Uit tabel 3 blijkt eens te meer dat de laatste twee verkiezingsjaren goed vergelijkbaar zijn. Het totaal aantal uren commissievergaderingen in 2012 laat zich beredeneerd ramen op ongeveer 2800 (een gemiddelde namelijk van 2,5 uur per bijeenkomst).

Net als vorig jaar wijst het Presidium erop dat commissies sinds enkele jaren ook per email procederen, wat uiteraard niet tot uitdrukking komt in het aantal vergaderingen. In 2010 werden 573 van deze procedures gevoerd, in 2011 686 maal en in 2012 540 maal.

Tabel 4 Algemeen overleggen

2005

 

2006

 

2007

 

2008

 

2009

 

2010

2011

2012

558

 

481

 

470

 

644

 

557

 

399

548

360

Een algemeen overleg is, in tegenstelling tot wat de naam doet vermoeden, een overleg van een commissie met een of meer bewindspersonen over een specifiek onderwerp en wordt beschouwd als een belangrijk controle-instrument: welk beleid voert de regering en hoe staat het met de uitvoering daarvan? Het aantal algemeen overleggen is daarom een uiting van een controlebehoefte.

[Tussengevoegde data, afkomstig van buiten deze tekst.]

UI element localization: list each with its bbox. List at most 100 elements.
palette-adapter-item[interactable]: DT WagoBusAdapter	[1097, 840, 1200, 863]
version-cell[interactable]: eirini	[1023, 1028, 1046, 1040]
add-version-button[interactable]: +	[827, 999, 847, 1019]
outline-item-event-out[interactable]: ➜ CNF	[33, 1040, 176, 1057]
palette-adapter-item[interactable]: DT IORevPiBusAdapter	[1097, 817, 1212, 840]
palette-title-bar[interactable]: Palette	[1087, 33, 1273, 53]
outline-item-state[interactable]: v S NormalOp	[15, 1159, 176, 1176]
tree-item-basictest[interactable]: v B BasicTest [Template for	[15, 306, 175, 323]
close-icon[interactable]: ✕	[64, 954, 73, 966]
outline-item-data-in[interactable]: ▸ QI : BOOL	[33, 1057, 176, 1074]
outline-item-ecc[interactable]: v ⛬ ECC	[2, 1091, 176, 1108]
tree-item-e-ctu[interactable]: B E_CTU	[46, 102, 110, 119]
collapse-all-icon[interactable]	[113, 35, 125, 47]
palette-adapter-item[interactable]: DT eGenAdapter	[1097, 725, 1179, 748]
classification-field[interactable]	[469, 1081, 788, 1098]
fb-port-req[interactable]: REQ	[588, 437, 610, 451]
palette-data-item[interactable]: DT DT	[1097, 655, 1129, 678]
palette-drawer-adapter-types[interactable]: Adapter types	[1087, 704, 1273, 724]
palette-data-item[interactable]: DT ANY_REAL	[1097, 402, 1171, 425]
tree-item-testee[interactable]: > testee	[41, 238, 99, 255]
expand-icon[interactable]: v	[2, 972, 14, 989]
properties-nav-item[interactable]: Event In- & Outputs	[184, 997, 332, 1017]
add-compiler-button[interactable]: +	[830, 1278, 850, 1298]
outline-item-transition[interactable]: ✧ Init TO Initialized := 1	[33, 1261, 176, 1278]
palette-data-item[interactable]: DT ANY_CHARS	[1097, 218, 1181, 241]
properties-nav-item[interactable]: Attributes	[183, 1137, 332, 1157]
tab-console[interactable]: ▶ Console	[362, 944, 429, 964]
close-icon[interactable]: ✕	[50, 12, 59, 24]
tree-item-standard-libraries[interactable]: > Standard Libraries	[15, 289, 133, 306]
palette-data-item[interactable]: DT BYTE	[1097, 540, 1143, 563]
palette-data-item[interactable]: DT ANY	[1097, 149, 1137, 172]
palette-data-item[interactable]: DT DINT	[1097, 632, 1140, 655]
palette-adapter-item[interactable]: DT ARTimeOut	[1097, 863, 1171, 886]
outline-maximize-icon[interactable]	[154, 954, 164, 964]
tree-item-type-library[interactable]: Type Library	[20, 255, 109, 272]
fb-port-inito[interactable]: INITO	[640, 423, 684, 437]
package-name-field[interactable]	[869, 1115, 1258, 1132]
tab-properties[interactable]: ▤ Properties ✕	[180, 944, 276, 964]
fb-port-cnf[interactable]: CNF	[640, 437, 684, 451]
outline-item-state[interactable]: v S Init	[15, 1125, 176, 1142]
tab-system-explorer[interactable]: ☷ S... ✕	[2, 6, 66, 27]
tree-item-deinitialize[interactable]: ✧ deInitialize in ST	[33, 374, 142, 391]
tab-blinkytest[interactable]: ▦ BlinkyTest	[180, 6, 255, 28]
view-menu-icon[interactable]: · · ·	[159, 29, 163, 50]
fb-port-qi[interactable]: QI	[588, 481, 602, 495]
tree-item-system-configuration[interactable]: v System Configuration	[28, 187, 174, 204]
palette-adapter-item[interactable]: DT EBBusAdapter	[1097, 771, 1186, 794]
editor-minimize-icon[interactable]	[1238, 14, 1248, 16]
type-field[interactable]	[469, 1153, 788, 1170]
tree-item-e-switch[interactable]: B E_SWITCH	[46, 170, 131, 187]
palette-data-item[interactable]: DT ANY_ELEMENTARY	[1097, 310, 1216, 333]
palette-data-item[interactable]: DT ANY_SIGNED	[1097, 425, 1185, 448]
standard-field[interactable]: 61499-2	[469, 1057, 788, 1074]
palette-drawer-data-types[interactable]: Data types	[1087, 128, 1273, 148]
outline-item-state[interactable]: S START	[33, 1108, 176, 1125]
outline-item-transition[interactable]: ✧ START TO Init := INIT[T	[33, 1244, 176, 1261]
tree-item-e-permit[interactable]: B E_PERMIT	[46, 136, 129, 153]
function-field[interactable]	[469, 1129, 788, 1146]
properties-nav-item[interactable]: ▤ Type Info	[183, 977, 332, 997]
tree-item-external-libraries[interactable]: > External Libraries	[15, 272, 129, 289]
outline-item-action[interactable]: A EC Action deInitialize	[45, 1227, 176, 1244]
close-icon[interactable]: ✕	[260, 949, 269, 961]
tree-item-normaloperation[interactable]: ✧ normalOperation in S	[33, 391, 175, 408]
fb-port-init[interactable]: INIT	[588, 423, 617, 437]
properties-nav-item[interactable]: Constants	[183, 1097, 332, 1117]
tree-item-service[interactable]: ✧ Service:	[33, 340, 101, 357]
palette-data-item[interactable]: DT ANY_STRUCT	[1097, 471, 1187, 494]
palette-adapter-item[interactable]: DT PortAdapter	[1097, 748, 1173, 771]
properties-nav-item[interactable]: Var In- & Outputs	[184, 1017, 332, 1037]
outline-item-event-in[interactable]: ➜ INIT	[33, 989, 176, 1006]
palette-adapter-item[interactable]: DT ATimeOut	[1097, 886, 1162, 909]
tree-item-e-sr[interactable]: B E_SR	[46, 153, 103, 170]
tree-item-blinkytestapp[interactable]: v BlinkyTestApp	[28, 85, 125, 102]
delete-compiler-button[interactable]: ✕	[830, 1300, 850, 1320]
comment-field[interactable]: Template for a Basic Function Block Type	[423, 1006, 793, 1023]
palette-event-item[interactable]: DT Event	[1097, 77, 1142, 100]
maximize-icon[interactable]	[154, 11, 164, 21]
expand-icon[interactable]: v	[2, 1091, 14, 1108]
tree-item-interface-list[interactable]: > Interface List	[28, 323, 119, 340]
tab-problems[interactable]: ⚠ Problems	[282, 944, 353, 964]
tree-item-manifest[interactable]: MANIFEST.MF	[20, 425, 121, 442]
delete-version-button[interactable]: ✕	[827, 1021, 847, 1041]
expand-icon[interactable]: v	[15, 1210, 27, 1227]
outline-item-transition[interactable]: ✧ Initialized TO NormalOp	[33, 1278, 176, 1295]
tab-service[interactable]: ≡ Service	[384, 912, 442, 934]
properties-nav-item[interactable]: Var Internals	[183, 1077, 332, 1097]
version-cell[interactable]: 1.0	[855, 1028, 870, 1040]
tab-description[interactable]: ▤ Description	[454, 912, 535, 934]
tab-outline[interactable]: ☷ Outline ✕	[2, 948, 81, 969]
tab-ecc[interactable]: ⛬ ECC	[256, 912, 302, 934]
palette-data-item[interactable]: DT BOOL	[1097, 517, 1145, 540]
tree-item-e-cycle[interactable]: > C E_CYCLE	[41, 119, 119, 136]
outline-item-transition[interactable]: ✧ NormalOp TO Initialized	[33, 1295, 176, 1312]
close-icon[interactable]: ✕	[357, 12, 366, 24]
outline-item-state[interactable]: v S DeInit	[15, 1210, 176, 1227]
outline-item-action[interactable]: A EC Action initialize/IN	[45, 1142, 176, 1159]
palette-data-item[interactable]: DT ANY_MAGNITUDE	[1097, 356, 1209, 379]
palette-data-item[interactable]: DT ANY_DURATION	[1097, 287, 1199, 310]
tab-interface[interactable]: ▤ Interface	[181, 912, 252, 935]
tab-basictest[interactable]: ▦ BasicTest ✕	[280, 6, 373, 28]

Het Presidium heeft in de vorige Staat uitvoerig stilgestaan bij het verschijnsel «algemeen overleg» en de daaraan gerelateerde plenaire «VAO’s».

Uit combinatie van de cijfers in de tabellen 2 en 4 kan worden afgeleid dat ook in 2012 iets minder dan de helft van de algemeen overleggen gevolgd is door een VAO, zodat leden moties konden indienen.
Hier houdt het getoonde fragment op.